My little sister once got it into her head that she wanted to smell everything (including everything that came in a bottle..) my parents warned her not to - it was dangerous, blah, blah... but when nobody was looking, she would always try to see what something smelled like... until she tried the bottle of bleach my mother kept under the bathroom sink (yes, the one with the child-proof lid) and she ran around screaming "my nose is on fire! my nose is on fire!"
I agree that responsible parents will supervise their children when they're online, but if a website offers enough of an incentive, a child will always find a way to do it without consent.

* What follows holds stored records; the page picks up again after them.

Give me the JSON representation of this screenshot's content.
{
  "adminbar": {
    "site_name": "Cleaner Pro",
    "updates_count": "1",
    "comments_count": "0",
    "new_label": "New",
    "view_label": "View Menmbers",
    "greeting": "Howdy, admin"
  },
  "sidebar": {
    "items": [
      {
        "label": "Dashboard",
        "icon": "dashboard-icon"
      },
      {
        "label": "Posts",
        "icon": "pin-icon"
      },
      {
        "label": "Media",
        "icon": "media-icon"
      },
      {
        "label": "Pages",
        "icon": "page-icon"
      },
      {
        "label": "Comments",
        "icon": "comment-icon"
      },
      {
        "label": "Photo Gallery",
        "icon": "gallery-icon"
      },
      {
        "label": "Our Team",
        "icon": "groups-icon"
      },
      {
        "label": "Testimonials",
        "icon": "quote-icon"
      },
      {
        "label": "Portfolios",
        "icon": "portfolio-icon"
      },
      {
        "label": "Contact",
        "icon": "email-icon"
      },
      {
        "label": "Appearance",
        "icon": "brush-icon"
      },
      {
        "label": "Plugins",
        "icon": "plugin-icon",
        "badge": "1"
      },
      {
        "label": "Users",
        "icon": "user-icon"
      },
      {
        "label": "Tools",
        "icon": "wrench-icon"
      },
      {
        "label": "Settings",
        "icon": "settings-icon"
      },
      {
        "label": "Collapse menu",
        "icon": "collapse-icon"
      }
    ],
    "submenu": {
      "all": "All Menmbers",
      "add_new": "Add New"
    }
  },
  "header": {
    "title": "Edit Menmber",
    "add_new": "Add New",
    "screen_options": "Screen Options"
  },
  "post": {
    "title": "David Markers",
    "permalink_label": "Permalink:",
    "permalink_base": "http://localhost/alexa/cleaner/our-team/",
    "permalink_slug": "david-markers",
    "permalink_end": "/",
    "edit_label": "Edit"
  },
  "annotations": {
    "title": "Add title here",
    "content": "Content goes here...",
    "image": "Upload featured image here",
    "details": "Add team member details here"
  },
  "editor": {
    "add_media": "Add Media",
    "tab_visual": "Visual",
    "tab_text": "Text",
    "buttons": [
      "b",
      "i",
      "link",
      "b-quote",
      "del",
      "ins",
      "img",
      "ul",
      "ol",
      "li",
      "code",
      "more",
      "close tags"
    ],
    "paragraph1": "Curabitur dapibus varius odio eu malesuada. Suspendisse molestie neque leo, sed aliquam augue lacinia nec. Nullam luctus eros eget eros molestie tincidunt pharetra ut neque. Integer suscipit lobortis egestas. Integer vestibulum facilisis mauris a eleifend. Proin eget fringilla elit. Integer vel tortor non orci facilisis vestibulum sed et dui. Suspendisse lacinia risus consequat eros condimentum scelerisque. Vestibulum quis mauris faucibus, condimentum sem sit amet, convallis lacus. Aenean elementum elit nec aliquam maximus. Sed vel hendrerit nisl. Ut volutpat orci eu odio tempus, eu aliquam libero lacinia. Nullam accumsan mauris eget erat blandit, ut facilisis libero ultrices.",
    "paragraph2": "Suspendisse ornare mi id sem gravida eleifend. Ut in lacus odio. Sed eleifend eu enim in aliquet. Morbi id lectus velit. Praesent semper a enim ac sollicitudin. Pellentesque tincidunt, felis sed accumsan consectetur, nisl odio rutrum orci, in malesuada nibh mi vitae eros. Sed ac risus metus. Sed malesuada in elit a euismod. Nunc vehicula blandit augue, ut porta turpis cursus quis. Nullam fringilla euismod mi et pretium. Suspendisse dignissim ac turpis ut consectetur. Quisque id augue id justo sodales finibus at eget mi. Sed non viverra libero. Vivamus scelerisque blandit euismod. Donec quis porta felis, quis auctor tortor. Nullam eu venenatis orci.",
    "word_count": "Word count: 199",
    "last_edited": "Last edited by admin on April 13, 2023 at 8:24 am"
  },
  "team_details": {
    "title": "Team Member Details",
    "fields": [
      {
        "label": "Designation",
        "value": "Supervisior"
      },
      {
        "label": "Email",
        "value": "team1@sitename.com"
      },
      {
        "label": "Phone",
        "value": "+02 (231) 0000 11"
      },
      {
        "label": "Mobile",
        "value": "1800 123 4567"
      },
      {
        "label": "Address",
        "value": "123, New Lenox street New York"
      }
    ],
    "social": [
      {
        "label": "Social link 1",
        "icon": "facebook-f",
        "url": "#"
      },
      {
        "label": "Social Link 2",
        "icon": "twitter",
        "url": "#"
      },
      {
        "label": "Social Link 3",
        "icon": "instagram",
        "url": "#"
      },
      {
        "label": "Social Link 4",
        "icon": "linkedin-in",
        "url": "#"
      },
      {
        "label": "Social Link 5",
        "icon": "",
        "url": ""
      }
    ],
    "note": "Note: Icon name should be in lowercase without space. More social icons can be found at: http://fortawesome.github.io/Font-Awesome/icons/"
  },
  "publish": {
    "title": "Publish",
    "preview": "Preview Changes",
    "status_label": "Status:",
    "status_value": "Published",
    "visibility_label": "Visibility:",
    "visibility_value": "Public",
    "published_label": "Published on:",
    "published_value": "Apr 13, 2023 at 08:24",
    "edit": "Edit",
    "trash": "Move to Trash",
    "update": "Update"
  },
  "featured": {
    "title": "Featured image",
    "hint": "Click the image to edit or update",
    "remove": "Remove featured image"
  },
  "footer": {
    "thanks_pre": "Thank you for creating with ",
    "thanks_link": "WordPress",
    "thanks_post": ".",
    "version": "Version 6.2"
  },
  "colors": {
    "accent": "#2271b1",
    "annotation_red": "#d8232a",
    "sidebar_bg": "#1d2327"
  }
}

This article reminded me of something that happened earlier this year. Many years ago, I created a web page on Geocities (this was back when Geocities didn't suck). After the creation of the COPPA (last year), Geocities made a parent's permission required to create a web page on it for children under 13. I didn't really care, because I was over 13 at the time they made the announcement. Then, in February (I think), Geocities sent me an email saying that because I was under 13 at the time I had started my web page, they would require information from my parents or my page would be deleted. They wanted things like my address, my phone number, and other things that weren't required to sign up initially. I wrote Geocities an angry letter, knowing very well that nobody actually reads the email that gets sent to them. Not that I actually cared. My web page was fairly popular, but I was fed up with Geocities anyway (the slow speed, the lack of support, the pop-up banners, etc.) So I let them delete my page.
I believe that the COPPA is not neccesary. If parents don't want their children visiting particular web sites, they should be monitoring their children's Internet usage. Parents shouldn't be required to give web sites a lot of information just to let their children visit the sites.